I had retired, no one was as shocked as myself when I retired from the unit, when I had handed my badge in, but the force told me I had to. Why? Because I had stopped caring for the job, I had stopped being my best. I drank a lot more than I cared to admit; some would say I was barely scaling by now. But I was surviving. I was hidden in my trailer; no one came knocking on my door. That was until our newest attack, the myth; the haunted memories of ghostface; the murders they were repeating. The girl was okay thankfully; Tara Carpenter; she was a teen. But her sister came knocking on my door. I tried to say no; but somehow this life; the dreams I tried to shake kept urging me in. I told her my book; my news don’t trust the love interest. Did she listen? Who knows; and I pretended to walk away. To not care the sheriff had it handled; but that itch was begging to be scratched. And that’s why I stepped outside. I had pulled my truck against the curb; of the newest crime scene. My name was pulled through the mud; but the second I stepped outside; boot against the grass I saw her. 

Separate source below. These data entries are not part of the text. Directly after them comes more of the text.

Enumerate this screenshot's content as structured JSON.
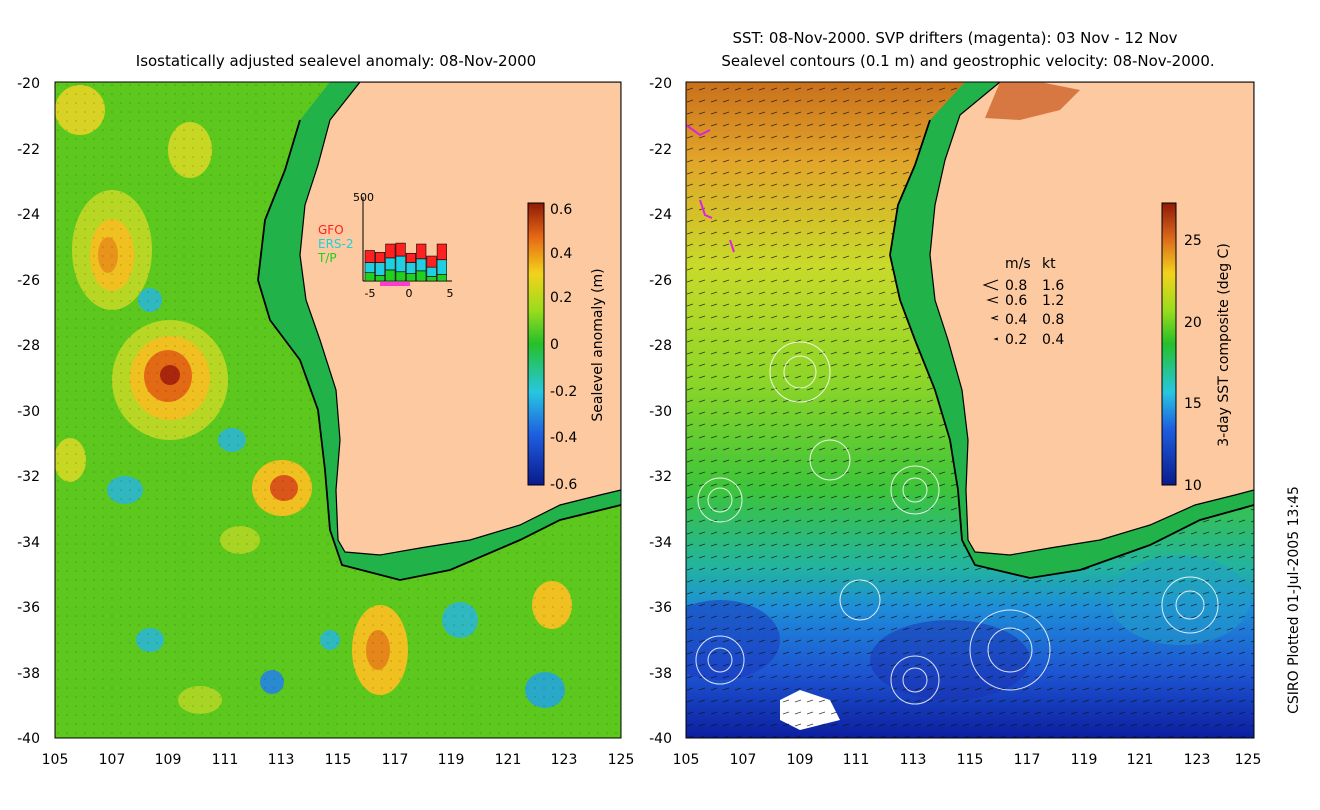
{
  "left_panel": {
    "title": "Isostatically adjusted sealevel anomaly: 08-Nov-2000",
    "colorbar": {
      "label": "Sealevel anomaly (m)",
      "ticks": [
        "0.6",
        "0.4",
        "0.2",
        "0",
        "-0.2",
        "-0.4",
        "-0.6"
      ]
    },
    "inset": {
      "ymax_label": "500",
      "x_ticks": [
        "-5",
        "0",
        "5"
      ],
      "legend": [
        {
          "label": "GFO",
          "color": "#ff2020"
        },
        {
          "label": "ERS-2",
          "color": "#20d0e0"
        },
        {
          "label": "T/P",
          "color": "#20d020"
        }
      ],
      "bars": [
        {
          "tp": 90,
          "ers": 110,
          "gfo": 130
        },
        {
          "tp": 60,
          "ers": 140,
          "gfo": 110
        },
        {
          "tp": 120,
          "ers": 130,
          "gfo": 150
        },
        {
          "tp": 100,
          "ers": 170,
          "gfo": 140
        },
        {
          "tp": 80,
          "ers": 120,
          "gfo": 100
        },
        {
          "tp": 110,
          "ers": 130,
          "gfo": 160
        },
        {
          "tp": 50,
          "ers": 100,
          "gfo": 120
        },
        {
          "tp": 70,
          "ers": 160,
          "gfo": 170
        }
      ]
    }
  },
  "right_panel": {
    "title_line1": "SST: 08-Nov-2000. SVP drifters (magenta): 03 Nov - 12 Nov",
    "title_line2": "Sealevel contours (0.1 m) and geostrophic velocity: 08-Nov-2000.",
    "colorbar": {
      "label": "3-day SST composite (deg C)",
      "ticks": [
        "25",
        "20",
        "15",
        "10"
      ]
    },
    "velocity_legend": {
      "header_ms": "m/s",
      "header_kt": "kt",
      "rows": [
        {
          "ms": "0.8",
          "kt": "1.6"
        },
        {
          "ms": "0.6",
          "kt": "1.2"
        },
        {
          "ms": "0.4",
          "kt": "0.8"
        },
        {
          "ms": "0.2",
          "kt": "0.4"
        }
      ]
    }
  },
  "axes": {
    "y_ticks": [
      "-20",
      "-22",
      "-24",
      "-26",
      "-28",
      "-30",
      "-32",
      "-34",
      "-36",
      "-38",
      "-40"
    ],
    "x_ticks": [
      "105",
      "107",
      "109",
      "111",
      "113",
      "115",
      "117",
      "119",
      "121",
      "123",
      "125"
    ]
  },
  "footer": {
    "credit": "CSIRO Plotted 01-Jul-2005 13:45"
  },
  "colors": {
    "land": "#fcc9a0",
    "coast": "#000000",
    "shelf_green": "#22b24a"
  }
}
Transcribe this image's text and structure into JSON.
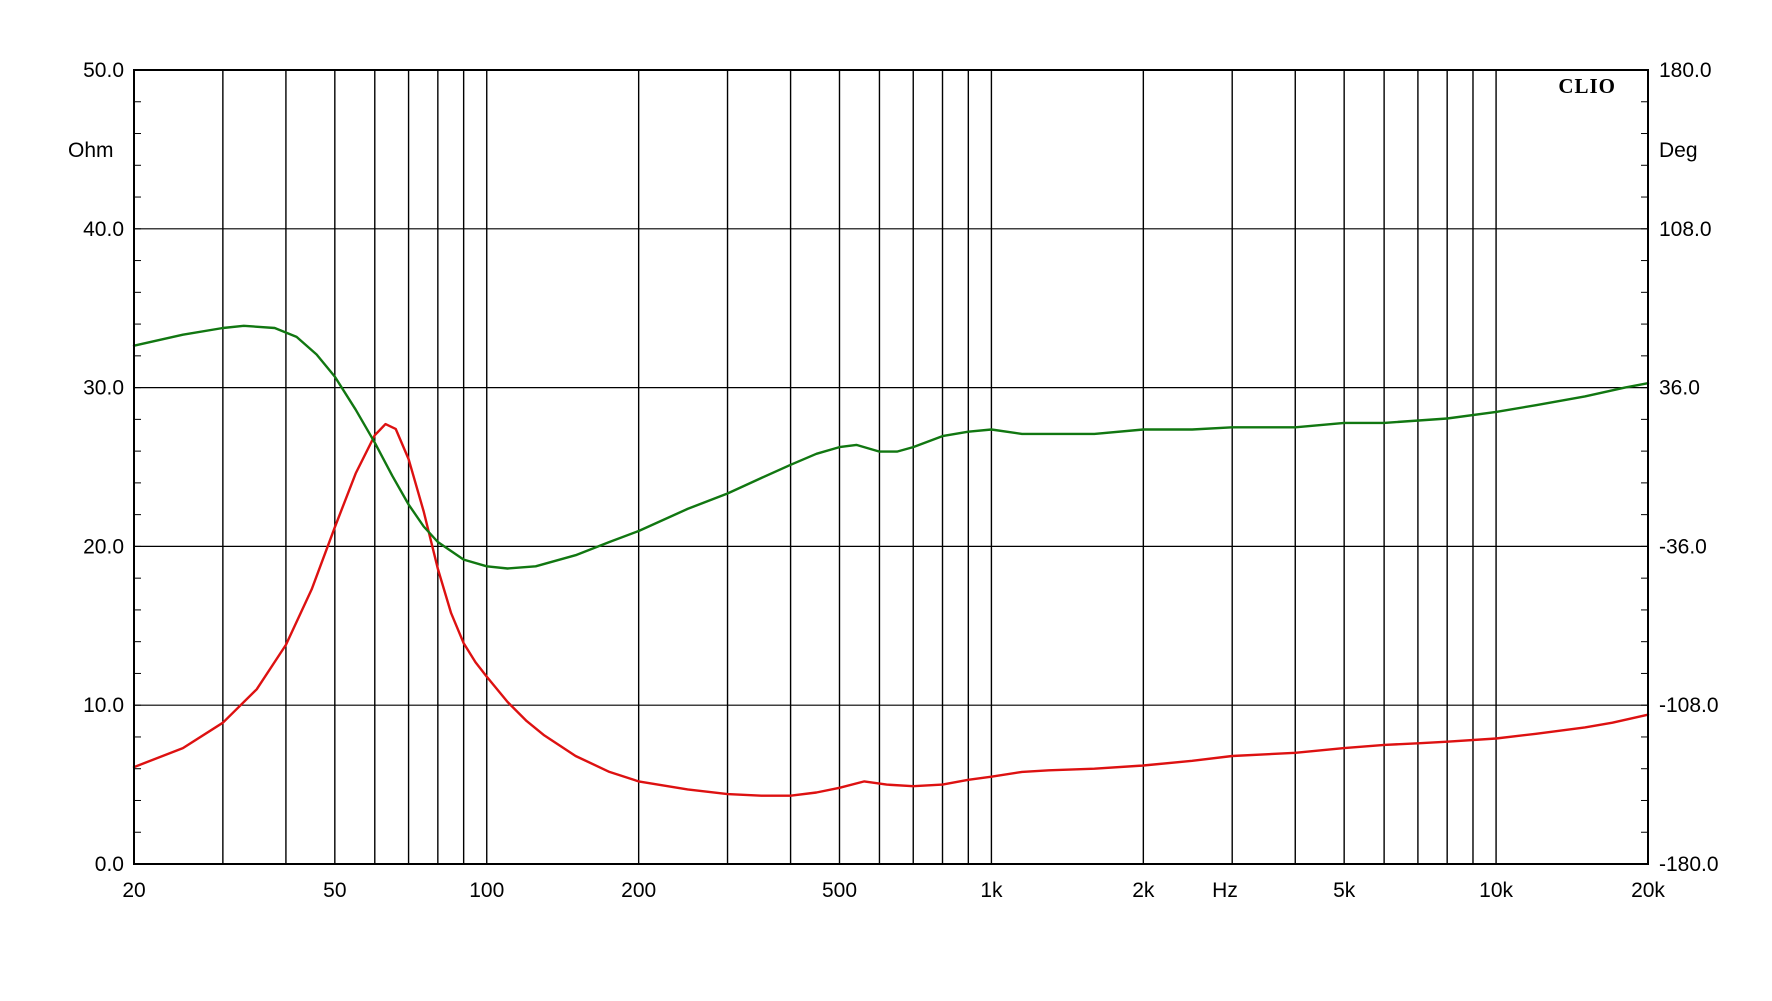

Or the news van, was I surprised to see Gale here? No of course no. She always had the flare of being front and center, A small chuckle fell through my lips as I ducked my head down intending to cross paths with Hicks not Gale, besides I was sure I was the last person she cared to see. I tried to walk right by; boots skipping by fast and I heard Hicks utter “ Riley.” Here we go; I knew Gale heard because without looking I felt her gaze, her stare as if she wanted to watch my every move. 
Holding my breathe for this confrontation; but first I edged myself closer to Hicks as I asked the obvious “ Here we go again, WoodsBoro can’t win can we.” A low amusement to break the ice, but deep down I feared the outcome; a man can only outrun death so many times right?